As I said, I screwed up the implementation of the fundamental accounting concepts. They work fine, they are just hard to maintain. And so, I am creating a refactored version of the fundamental accounting concepts metadata in order to test some new ideas. None of the rules will change, only the way the rules are articulated.
The goals of the refactoring are the following:
- Use pure XBRL: While I tried to use XBRL as much as I could, the impute rules were not in an XBRL format. Basically, they were text files. No problem, I rearticulated the rules using XBRL Formula. Here is an example of one rule in XBRL Formula.
- Consistency with other rules: There are a bunch of other business rules that I have. I wanted to standardize on one approach to articulating business rules.
- Remove redundancy: If you look at the impute rules you can see that many rules are redundant. To correct this I made the rules more modular, one rule per XBRL Formula file. Why? Because I can then pick and choose individual rules easily.

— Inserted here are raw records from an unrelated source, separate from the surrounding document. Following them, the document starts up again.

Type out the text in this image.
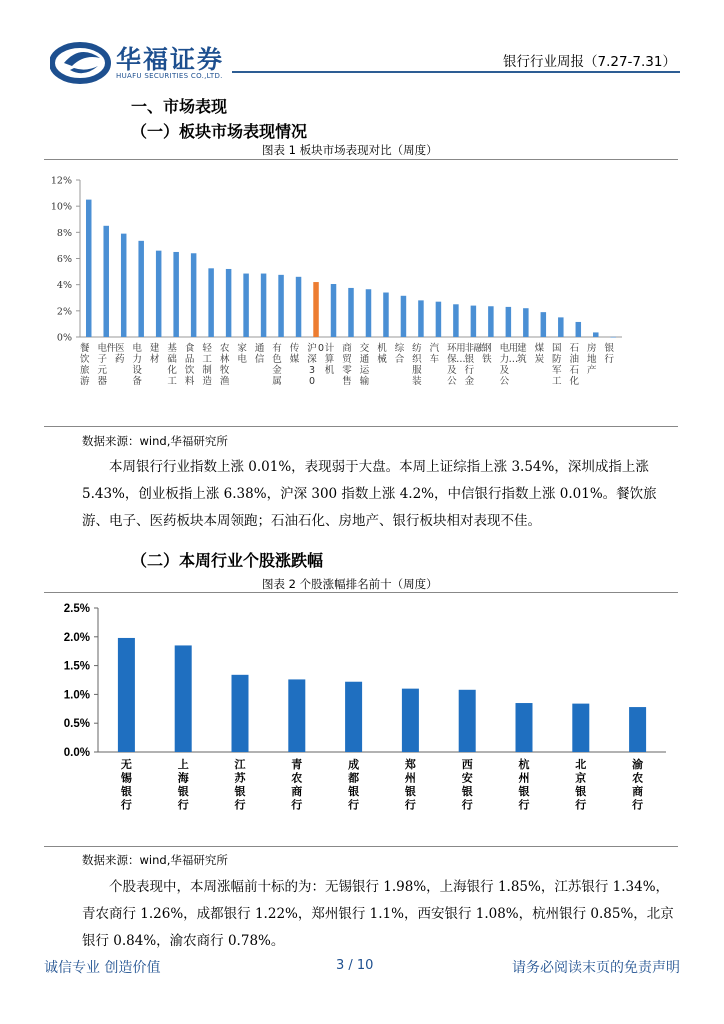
华福证券
HUAFU SECURITIES CO.,LTD.
银行行业周报（7.27-7.31）
一、市场表现
（一）板块市场表现情况
图表 1 板块市场表现对比（周度）
0%
2%
4%
6%
8%
10%
12%
餐饮旅游
电子元器件
医药
电力设备
建材
基础化工
食品饮料
轻工制造
农林牧渔
家电
通信
有色金属
传媒
沪深 3 00 计算机
商贸零售
交通运输
机械
综合
纺织服装
汽车
环保及公用…
非银行金融
钢铁
电力及公用…
建筑
煤炭
国防军工
石油石化
房地产
银行
数据来源：wind,华福研究所
本周银行行业指数上涨 0.01%，表现弱于大盘。本周上证综指上涨 3.54%，深圳成指上涨 5.43%，创业板指上涨 6.38%，沪深 300 指数上涨 4.2%，中信银行指数上涨 0.01%。餐饮旅游、电子、医药板块本周领跑；石油石化、房地产、银行板块相对表现不佳。
（二）本周行业个股涨跌幅
图表 2 个股涨幅排名前十（周度）
0.0%
0.5%
1.0%
1.5%
2.0%
2.5%
无锡银行
上海银行
江苏银行
青农商行
成都银行
郑州银行
西安银行
杭州银行
北京银行
渝农商行
数据来源：wind,华福研究所
个股表现中，本周涨幅前十标的为：无锡银行 1.98%，上海银行 1.85%，江苏银行 1.34%，青农商行 1.26%，成都银行 1.22%，郑州银行 1.1%，西安银行 1.08%，杭州银行 0.85%，北京银行 0.84%，渝农商行 0.78%。
诚信专业 创造价值	3 / 10	请务必阅读末页的免责声明
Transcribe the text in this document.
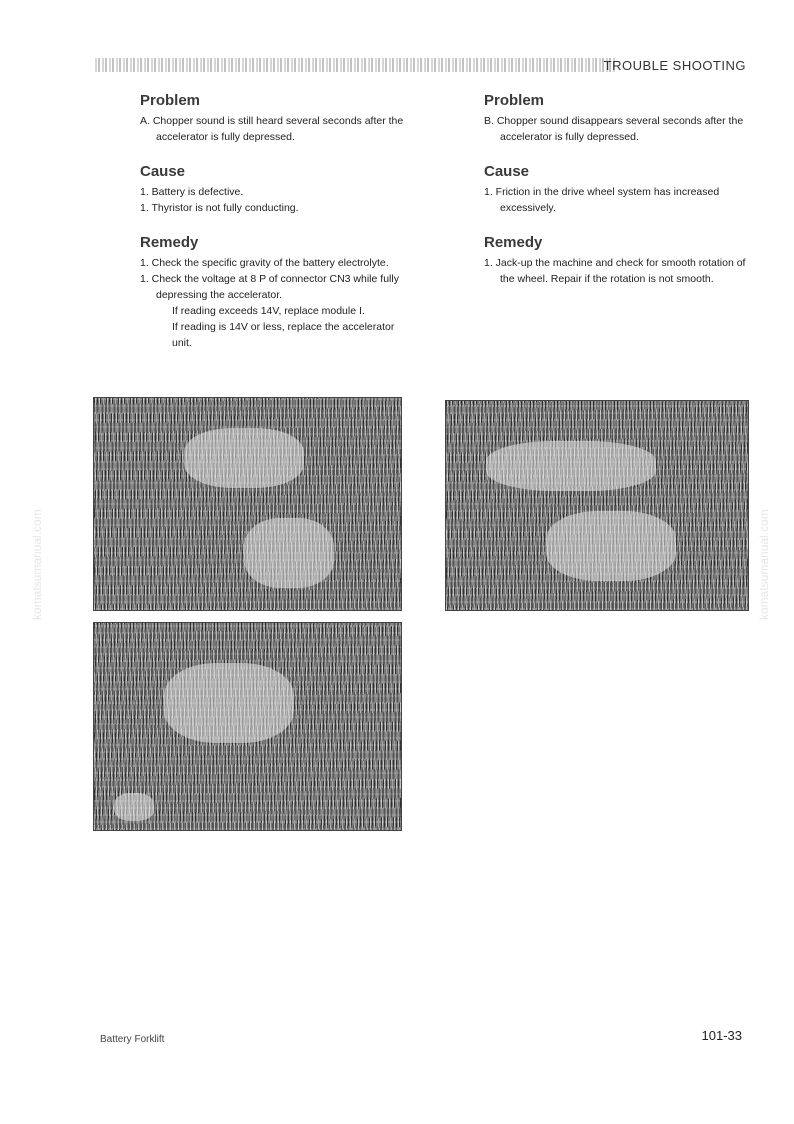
TROUBLE SHOOTING
Problem

A. Chopper sound is still heard several seconds after the accelerator is fully depressed.

Cause

1. Battery is defective.

1. Thyristor is not fully conducting.

Remedy

1. Check the specific gravity of the battery electrolyte.

1. Check the voltage at 8 P of connector CN3 while fully depressing the accelerator.

If reading exceeds 14V, replace module I.

If reading is 14V or less, replace the accelerator unit.

Problem

B. Chopper sound disappears several seconds after the accelerator is fully depressed.

Cause

1. Friction in the drive wheel system has increased excessively.

Remedy

1. Jack-up the machine and check for smooth rotation of the wheel. Repair if the rotation is not smooth.

komatsumanual.com	komatsumanual.com
Battery Forklift	101-33
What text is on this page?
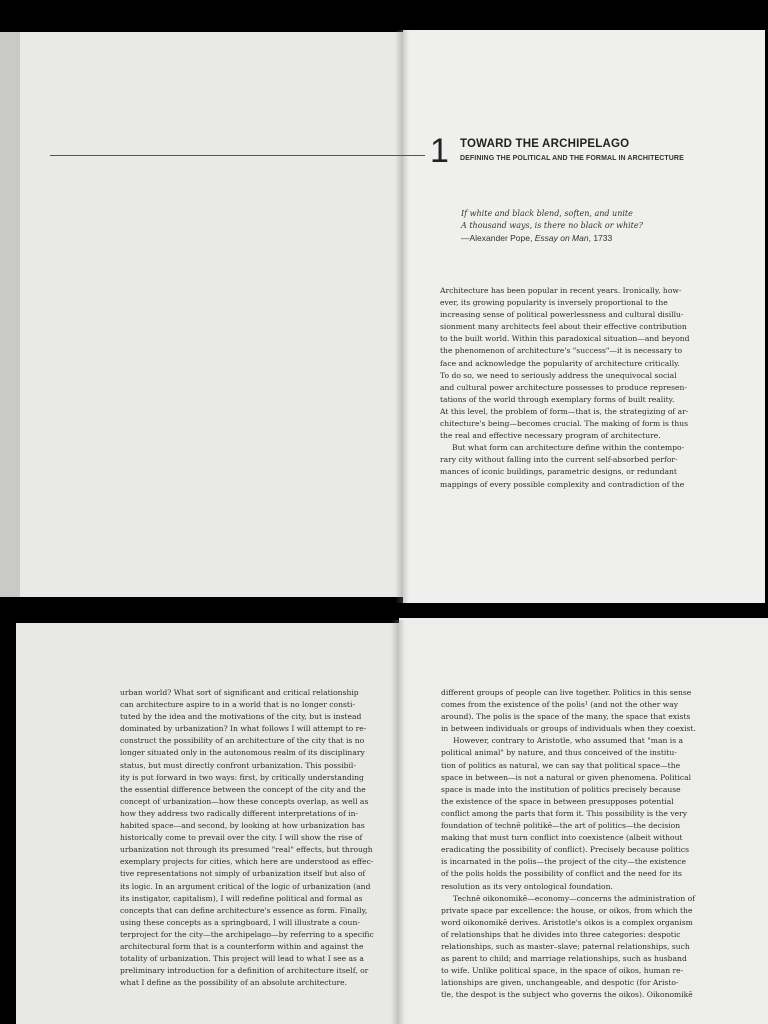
1 TOWARD THE ARCHIPELAGO
DEFINING THE POLITICAL AND THE FORMAL IN ARCHITECTURE
If white and black blend, soften, and unite
A thousand ways, is there no black or white?
—Alexander Pope, Essay on Man, 1733
Architecture has been popular in recent years. Ironically, how-
ever, its growing popularity is inversely proportional to the
increasing sense of political powerlessness and cultural disillu-
sionment many architects feel about their effective contribution
to the built world. Within this paradoxical situation—and beyond
the phenomenon of architecture's "success"—it is necessary to
face and acknowledge the popularity of architecture critically.
To do so, we need to seriously address the unequivocal social
and cultural power architecture possesses to produce represen-
tations of the world through exemplary forms of built reality.
At this level, the problem of form—that is, the strategizing of ar-
chitecture's being—becomes crucial. The making of form is thus
the real and effective necessary program of architecture.
But what form can architecture define within the contempo-
rary city without falling into the current self-absorbed perfor-
mances of iconic buildings, parametric designs, or redundant
mappings of every possible complexity and contradiction of the
urban world? What sort of significant and critical relationship
can architecture aspire to in a world that is no longer consti-
tuted by the idea and the motivations of the city, but is instead
dominated by urbanization? In what follows I will attempt to re-
construct the possibility of an architecture of the city that is no
longer situated only in the autonomous realm of its disciplinary
status, but must directly confront urbanization. This possibil-
ity is put forward in two ways: first, by critically understanding
the essential difference between the concept of the city and the
concept of urbanization—how these concepts overlap, as well as
how they address two radically different interpretations of in-
habited space—and second, by looking at how urbanization has
historically come to prevail over the city. I will show the rise of
urbanization not through its presumed "real" effects, but through
exemplary projects for cities, which here are understood as effec-
tive representations not simply of urbanization itself but also of
its logic. In an argument critical of the logic of urbanization (and
its instigator, capitalism), I will redefine political and formal as
concepts that can define architecture's essence as form. Finally,
using these concepts as a springboard, I will illustrate a coun-
terproject for the city—the archipelago—by referring to a specific
architectural form that is a counterform within and against the
totality of urbanization. This project will lead to what I see as a
preliminary introduction for a definition of architecture itself, or
what I define as the possibility of an absolute architecture.
different groups of people can live together. Politics in this sense
comes from the existence of the polis¹ (and not the other way
around). The polis is the space of the many, the space that exists
in between individuals or groups of individuals when they coexist.
However, contrary to Aristotle, who assumed that "man is a
political animal" by nature, and thus conceived of the institu-
tion of politics as natural, we can say that political space—the
space in between—is not a natural or given phenomena. Political
space is made into the institution of politics precisely because
the existence of the space in between presupposes potential
conflict among the parts that form it. This possibility is the very
foundation of technē politikē—the art of politics—the decision
making that must turn conflict into coexistence (albeit without
eradicating the possibility of conflict). Precisely because politics
is incarnated in the polis—the project of the city—the existence
of the polis holds the possibility of conflict and the need for its
resolution as its very ontological foundation.
Technē oikonomikē—economy—concerns the administration of
private space par excellence: the house, or oikos, from which the
word oikonomikē derives. Aristotle's oikos is a complex organism
of relationships that he divides into three categories: despotic
relationships, such as master–slave; paternal relationships, such
as parent to child; and marriage relationships, such as husband
to wife. Unlike political space, in the space of oikos, human re-
lationships are given, unchangeable, and despotic (for Aristo-
tle, the despot is the subject who governs the oikos). Oikonomikē
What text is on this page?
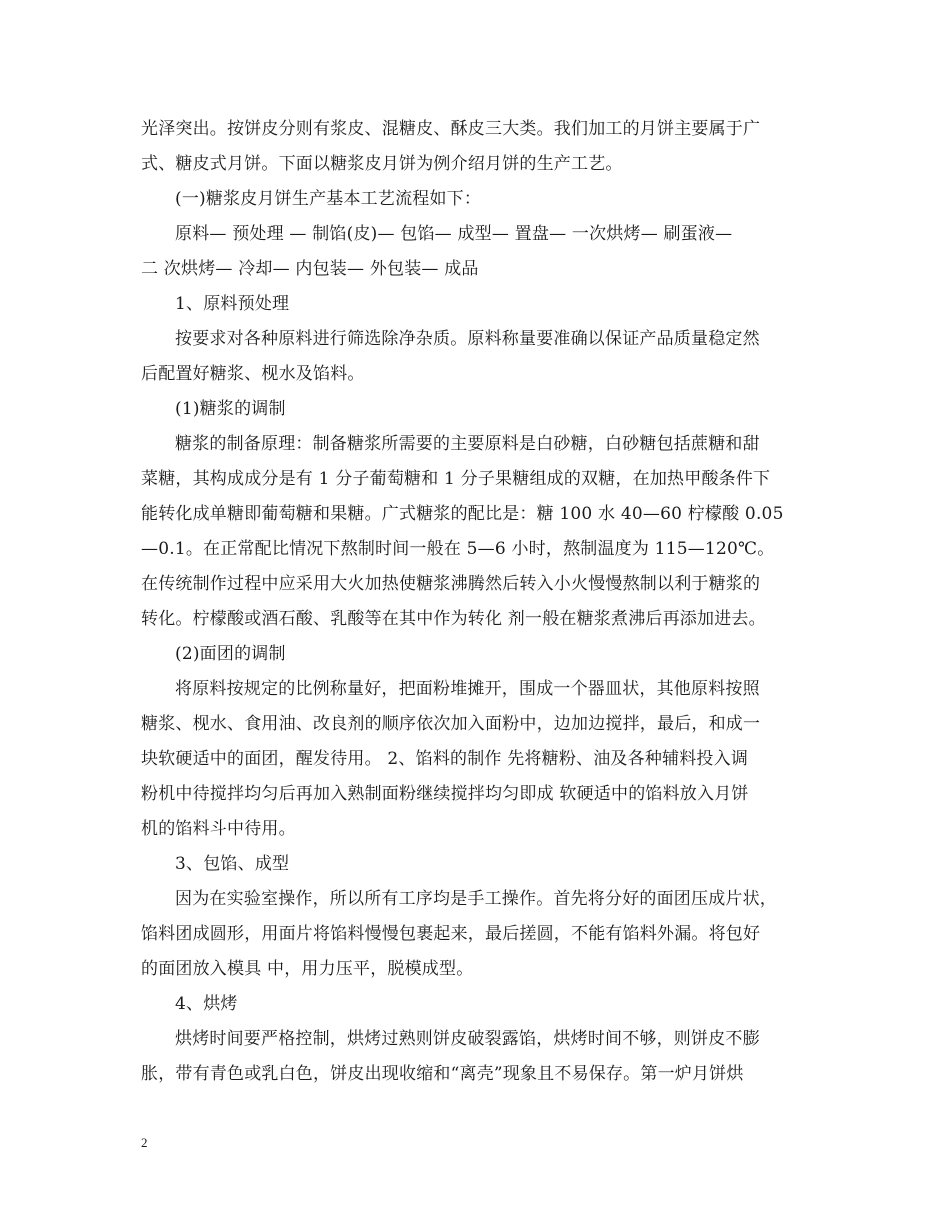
光泽突出。按饼皮分则有浆皮、混糖皮、酥皮三大类。我们加工的月饼主要属于广
式、糖皮式月饼。下面以糖浆皮月饼为例介绍月饼的生产工艺。
(一)糖浆皮月饼生产基本工艺流程如下：
原料— 预处理 — 制馅(皮)— 包馅— 成型— 置盘— 一次烘烤— 刷蛋液—
二 次烘烤— 冷却— 内包装— 外包装— 成品
1、原料预处理
按要求对各种原料进行筛选除净杂质。原料称量要准确以保证产品质量稳定然
后配置好糖浆、枧水及馅料。
(1)糖浆的调制
糖浆的制备原理：制备糖浆所需要的主要原料是白砂糖，白砂糖包括蔗糖和甜
菜糖，其构成成分是有 1 分子葡萄糖和 1 分子果糖组成的双糖，在加热甲酸条件下
能转化成单糖即葡萄糖和果糖。广式糖浆的配比是：糖 100 水 40—60 柠檬酸 0.05
—0.1。在正常配比情况下熬制时间一般在 5—6 小时，熬制温度为 115—120℃。
在传统制作过程中应采用大火加热使糖浆沸腾然后转入小火慢慢熬制以利于糖浆的
转化。柠檬酸或酒石酸、乳酸等在其中作为转化 剂一般在糖浆煮沸后再添加进去。
(2)面团的调制
将原料按规定的比例称量好，把面粉堆摊开，围成一个器皿状，其他原料按照
糖浆、枧水、食用油、改良剂的顺序依次加入面粉中，边加边搅拌，最后，和成一
块软硬适中的面团，醒发待用。 2、馅料的制作 先将糖粉、油及各种辅料投入调
粉机中待搅拌均匀后再加入熟制面粉继续搅拌均匀即成 软硬适中的馅料放入月饼
机的馅料斗中待用。
3、包馅、成型
因为在实验室操作，所以所有工序均是手工操作。首先将分好的面团压成片状，
馅料团成圆形，用面片将馅料慢慢包裹起来，最后搓圆，不能有馅料外漏。将包好
的面团放入模具 中，用力压平，脱模成型。
4、烘烤
烘烤时间要严格控制，烘烤过熟则饼皮破裂露馅，烘烤时间不够，则饼皮不膨
胀，带有青色或乳白色，饼皮出现收缩和“离壳”现象且不易保存。第一炉月饼烘
2
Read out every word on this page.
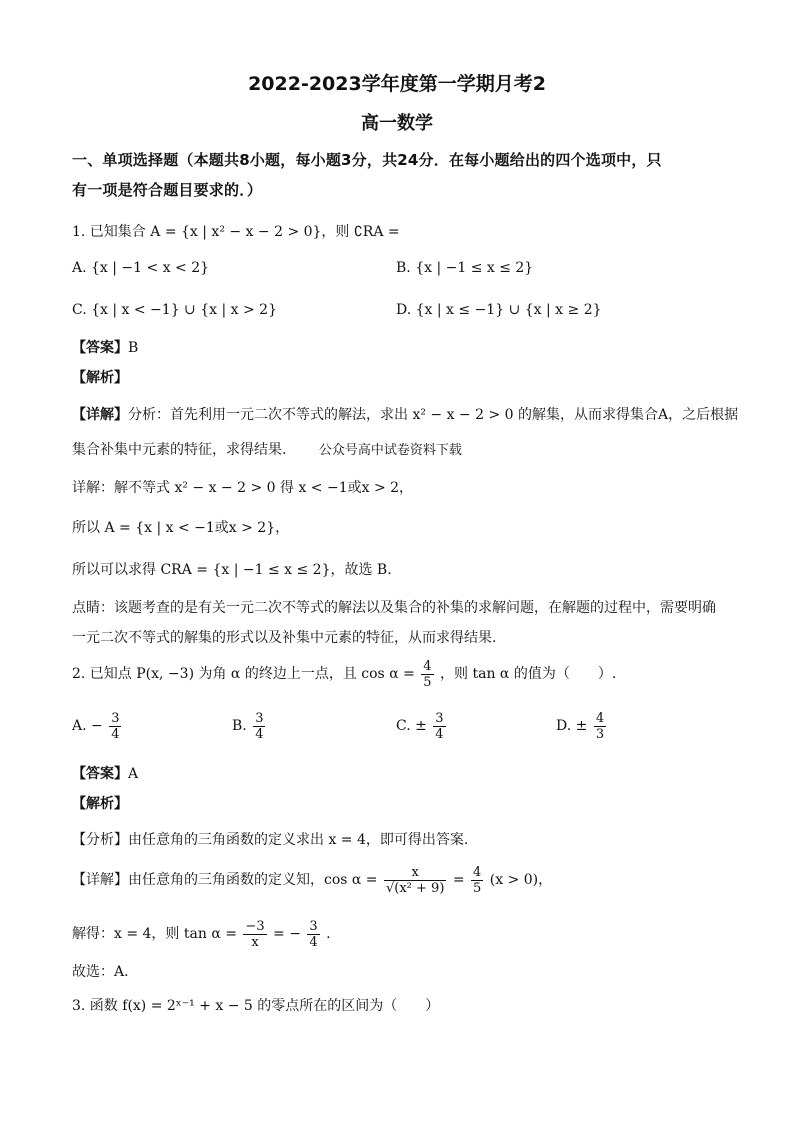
2022-2023学年度第一学期月考2
高一数学
一、单项选择题（本题共8小题，每小题3分，共24分．在每小题给出的四个选项中，只
有一项是符合题目要求的．）
1. 已知集合 A = {x | x² − x − 2 > 0}，则 ∁RA =
A. {x | −1 < x < 2}	B. {x | −1 ≤ x ≤ 2}
C. {x | x < −1} ∪ {x | x > 2}	D. {x | x ≤ −1} ∪ {x | x ≥ 2}
【答案】B
【解析】
【详解】分析：首先利用一元二次不等式的解法，求出 x² − x − 2 > 0 的解集，从而求得集合A，之后根据
集合补集中元素的特征，求得结果. 公众号高中试卷资料下载
详解：解不等式 x² − x − 2 > 0 得 x < −1或x > 2，
所以 A = {x | x < −1或x > 2}，
所以可以求得 CRA = {x | −1 ≤ x ≤ 2}，故选 B.
点睛：该题考查的是有关一元二次不等式的解法以及集合的补集的求解问题，在解题的过程中，需要明确
一元二次不等式的解集的形式以及补集中元素的特征，从而求得结果.
2. 已知点 P(x, −3) 为角 α 的终边上一点，且 $\cos \alpha = \frac{4}{5}$ ，则 tan α 的值为（　　）.
A. − $\frac{3}{4}$	B. $\frac{3}{4}$	C. ± $\frac{3}{4}$	D. ± $\frac{4}{3}$
【答案】A
【解析】
【分析】由任意角的三角函数的定义求出 x = 4，即可得出答案.
【详解】由任意角的三角函数的定义知，$\cos \alpha = \frac{x}{\text{√(x² + 9)}} = \frac{4}{5} (x > 0)$，
解得：x = 4，则 $\tan \alpha = \frac{-3}{x}$ = − $\frac{3}{4}$ .
故选：A.
3. 函数 f(x) = 2ˣ⁻¹ + x − 5 的零点所在的区间为（　　）
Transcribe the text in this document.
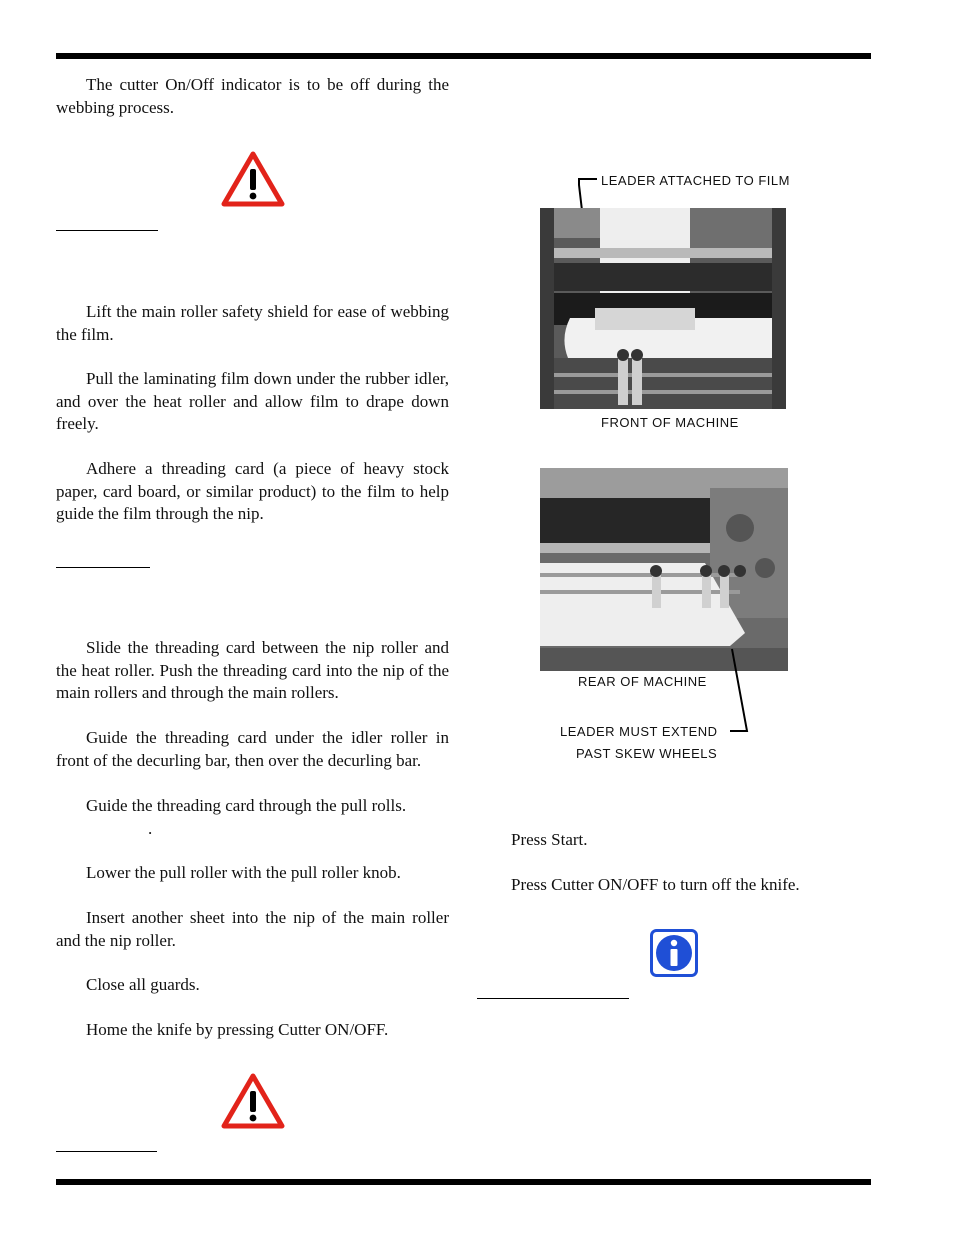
The cutter On/Off indicator is to be off during the webbing process.

Lift the main roller safety shield for ease of webbing the film.

Pull the laminating film down under the rubber idler, and over the heat roller and allow film to drape down freely.

Adhere a threading card (a piece of heavy stock paper, card board, or similar product) to the film to help guide the film through the nip.

Slide the threading card between the nip roller and the heat roller. Push the threading card into the nip of the main rollers and through the main rollers.

Guide the threading card under the idler roller in front of the decurling bar, then over the decurling bar.

Guide the threading card through the pull rolls.

.

Lower the pull roller with the pull roller knob.

Insert another sheet into the nip of the main roller and the nip roller.

Close all guards.

Home the knife by pressing Cutter ON/OFF.

LEADER ATTACHED TO FILM
FRONT OF MACHINE
REAR OF MACHINE
LEADER MUST EXTEND
PAST SKEW WHEELS

Press Start.

Press Cutter ON/OFF to turn off the knife.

- Improve the impute process: If you look at the impute rules they are in a specific sequence. The reason is that the order in which things are imputed matters. And so I did the obvious thing and I constructed the rules in the order that I wanted (forward chaining). But there are two problems. First, I am not completely sure I got the rules in the correct order. Second, figuring out the correct order is complicated. The way to fix that problem is to use backward chaining and let the software figure out the impute order.
- Minimize maintenance effort: A more modular configuration is much easier to maintain.
- Allow others to easily configure or reconfigure rules: With the old approach it is much harder add one rule or remove one rule. With the new approach, using XBRL's extensibility features and XBRL's prohibition functionality, adding or removing rules becomes significantly easier.
Here is what I have this far. Here is the prototype entry schema. That entry schema points to the set of rules you want to apply. You can completely ignore a rule by creating a schema and leaving the rule out. You can add new rules by creating a rule formula using XBRL Formula and then create your own schema and point to your rule and any other existing rules that you desire. So far I have the cash flow statement concept relations rules completed and ready for testing and one impute rule. I am pretty sure I have the relations rules correct but I need to check the syntax of the impute rules as I have not written that type of rule before. Here is a list of what I have:
- CF1: NetCashFlow = (NetCashFlowFromOperatingActivities + NetCashFlowFromInvestingActivities + NetCashFlowFromFinancingActivities + ExchangeGainsLosses)
- CF2: NetCashFlowContinuing = (NetCashFlowFromOperatingActivitiesContinuing + NetCashFlowFromInvestingActivitiesContinuing + NetCashFlowFromFinancingActivitiesContinuing)
- CF3: NetCashFlowDiscontinued = (NetCashFlowFromOperatingActivitiesDiscontinued + NetCashFlowFromInvestingActivitiesDiscontinued + NetCashFlowFromFinancingActivitiesDiscontinued)
- CF4: NetCashFlowFromOperatingActivities = (NetCashFlowFromOperatingActivitiesContinuing + NetCashFlowFromOperatingActivitiesDiscontinued)
- CF5: NetCashFlowFromInvestingActivities - (NetCashFlowFromInvestingActivitiesContinuing + NetCashFlowFromInvestingActivitiesDiscontinued)
- CF6: NetCashFlowFromFinancingActivities - (NetCashFlowFromFinancingActivitiesContinuing + NetCashFlowFromFinancingActivitiesDiscontinued)
- CF Impute rule 01: if (NetCashFlow eq 0 and not(NetCashFlowContinuing eq 0) and not(NetCashFlowDiscontinued eq 0)) then (NetCashFlow = NetCashFlowContinuing + NetCashFlowDiscontinued + ExchangeGainsLosses) else (NetCashFlow eq 0)
Business professionals, don't worry about the XBRL Formula syntax. You will never deal with that syntax. Smart software vendors will use techniques to have the software deal with the syntax. Specific techniques are outlined in this document. There are plenty of patterns in those formulas to latch onto and burry deep in user software so you never deal with syntax.
Business professionals should be focused on the rules themselves, if they agree or disagree with specified rules. Because the fundamental accounting concept relations are so, well fundamental, there really is not much to disagree with for these six rules. Besides, given that over 95% of all public companies are consistent with these rules, coming up with a reason one of these rules is wrong will likely prove challenging. But for other unproven rules reaching consensus will be important.
There is one issue. XBRL Formula processors don't support a global standard chaining approach, backward or forward. This is not a problem. Proprietary chaining approaches can be created and used until XBRL International publishes a global standard chaining specification.
XBRL master craftsmen pay attention! This is important stuff. If you have any feedback which will further improve this prototype please send it along. I would prefer not to redo this a third time.